Yesterday, I had the children in their room dressed after a bath and we decided to go say good night to their Dziadek before he went home. It was supposed to be an early bedtime with Mama feeling a bit grumpy for no good reason.
I glanced out the window and saw a dark cloud over the house but since the storms normally come from West to East, in other words, toward the Lake, so I figured a storm just missed us. But the sky looked yellow. And the trees were moving differently under the abuse of the Prairie Winds.
"There is storm coming from the Lake toward us, I just saw it. It was starting there and looks Nasty." My father proclaims while holding his youngest wnuczka (granddaughter in Polish) while his older wnuczka was singing for him in her nightgown.
I look back outside the window and all the sky is black. This was much faster than normal.
The power went out and suddenly, a squirming toddler froze in her Dziadek's arms and a school aged child sat next to them without speaking.
The power didn't return as we held our breathes. "Alright, time for bed. Dobra noc, Dziadek! Ja cie kocham! Buska!" I called out as the children repeated the words and kissed him goodnight.
We walked upstairs and a sudden gust of wind slams against the front of the house, blowing curtains through the seams of the windows. My heart leaped in surprise. The wind never blows against the front of our house.

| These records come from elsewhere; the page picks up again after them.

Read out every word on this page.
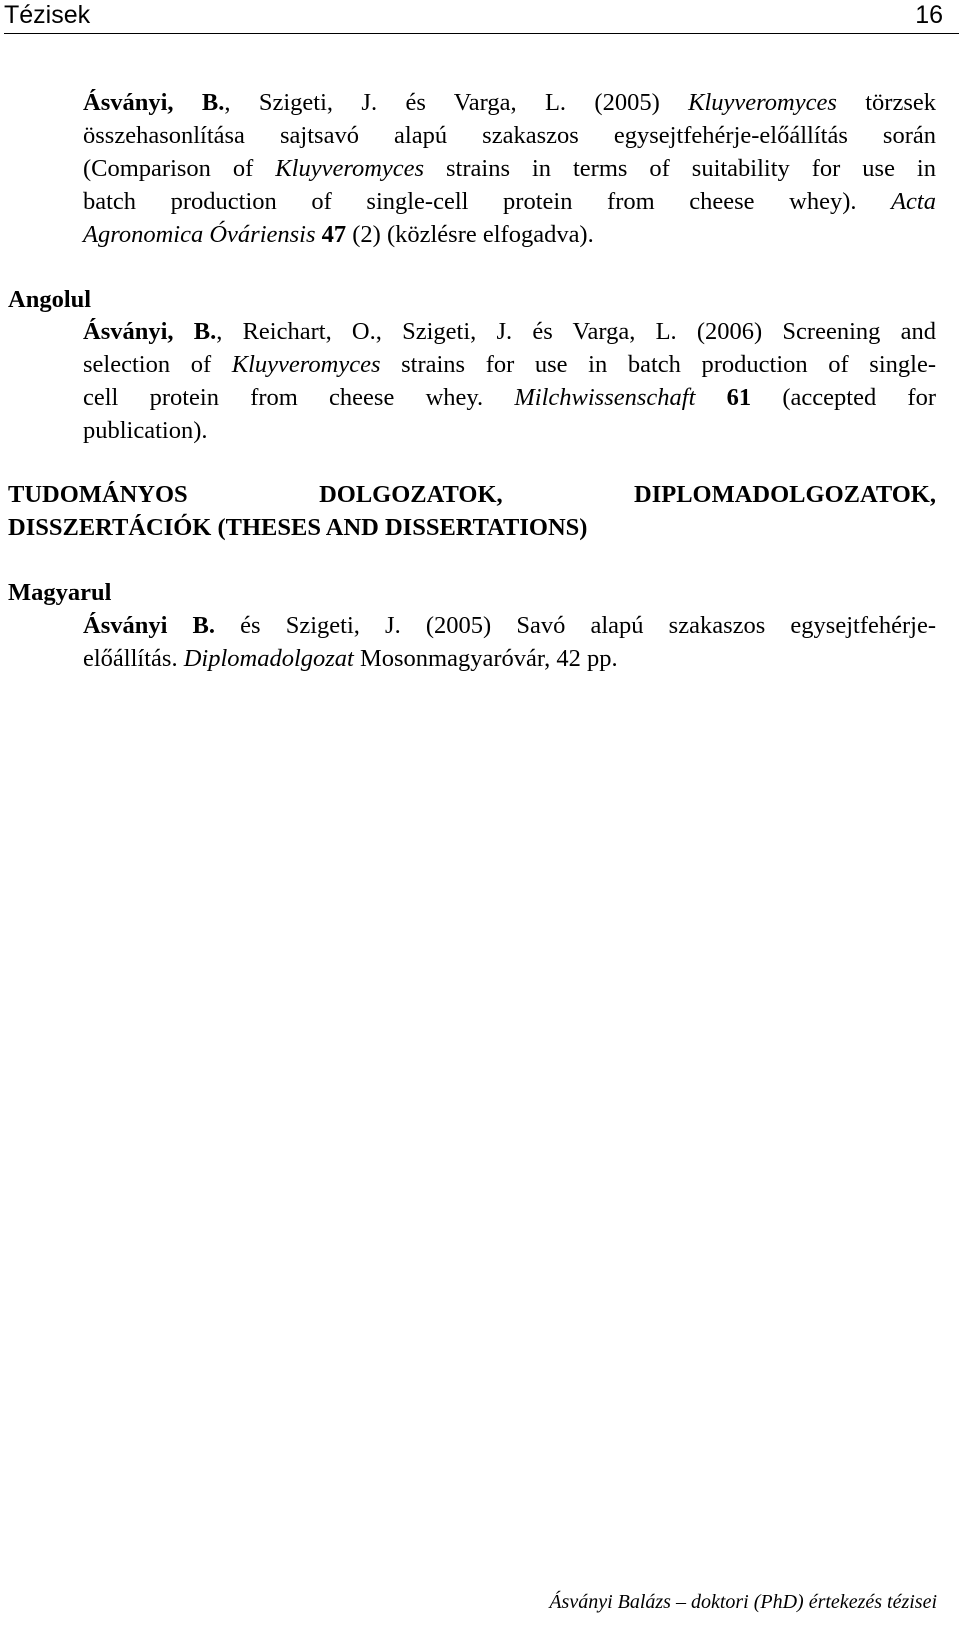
Tézisek	16
Ásványi, B., Szigeti, J. és Varga, L. (2005) Kluyveromyces törzsek
összehasonlítása sajtsavó alapú szakaszos egysejtfehérje-előállítás során
(Comparison of Kluyveromyces strains in terms of suitability for use in
batch production of single-cell protein from cheese whey). Acta
Agronomica Óváriensis 47 (2) (közlésre elfogadva).
Angolul
Ásványi, B., Reichart, O., Szigeti, J. és Varga, L. (2006) Screening and
selection of Kluyveromyces strains for use in batch production of single-
cell protein from cheese whey. Milchwissenschaft 61 (accepted for
publication).
TUDOMÁNYOS DOLGOZATOK, DIPLOMADOLGOZATOK,
DISSZERTÁCIÓK (THESES AND DISSERTATIONS)
Magyarul
Ásványi B. és Szigeti, J. (2005) Savó alapú szakaszos egysejtfehérje-
előállítás. Diplomadolgozat Mosonmagyaróvár, 42 pp.
Ásványi Balázs – doktori (PhD) értekezés tézisei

The tornado siren went off. I listened, knowing it was the tornado siren because they go off once a month here testing that they work properly. But my mind was still in Maryland and thinking that it was a call to the volunteer fire department. A second wail of the siren and I told the children, "Back downstairs, in the bathroom, it's the tornado sirens."
My oldest ran down the stairs and on the floor of the bathroom, kneeled, bent down with her face over her head, like she was taught in school. The baby sat in my lap as I listened.
I could hear my older daughter whispering "Dear God, please don't let there be a tornado."
The men went outside to see. I comforted the kids and said, "Don't worry, if they run in yelling, do as you are told, but don't worry. The siren goes off if there is a chance of a tornado but doesn't always mean one."
My father and husband came back in to comfort us that they had not seen a tornado but to be safe, we should sit on the sofa nearby the bathroom for now. The tornado sirens had ended.
On the sofa, the toddler continued to stay quietly in my arms looking around and not wiggling as she normally does. Eventually, the dark and the quiet made her fall asleep. My older daughter hugged me and asked questions every so often.
The men came back in and said that the storm was just lightening and not to worry, the sirens were gone, go to bed.
I laid down the toddler and tucked in my older daughter in her room, who was so terrified still that she wanted me to sleep with her. After a while, the power flickered back on, then flickered again and went out. I saw outside a shower of sparks around a tree. A power line was broken. There would be no electricity for a while.
After a time, she fell asleep and I went outside to look at the lightening that was clustered around a point a bit away from us, the same spot over and over flashing with lightening for at least a half hour.
I went back inside but a few minutes later, an opossum walked by our open garage and by husband and father standing outside. The opossum glanced into the garage and wandered off. Darn, the kids could have had a pet.
Electricity was restored late this morning. But it will take a lot longer for my older daughter to forget about that day.
I share this per the request of Dine and Write, also known as @thepolishviking on Twitter, who is an amazing cook and apparently secretly a fan of "storm chasers". The post I was planning to share about curry rice and Chicken po Staropolska can wait for another day.
2 comments:
I loved reading it! Grazie mille :)
I must have been really scary. Thank God you guys are all right!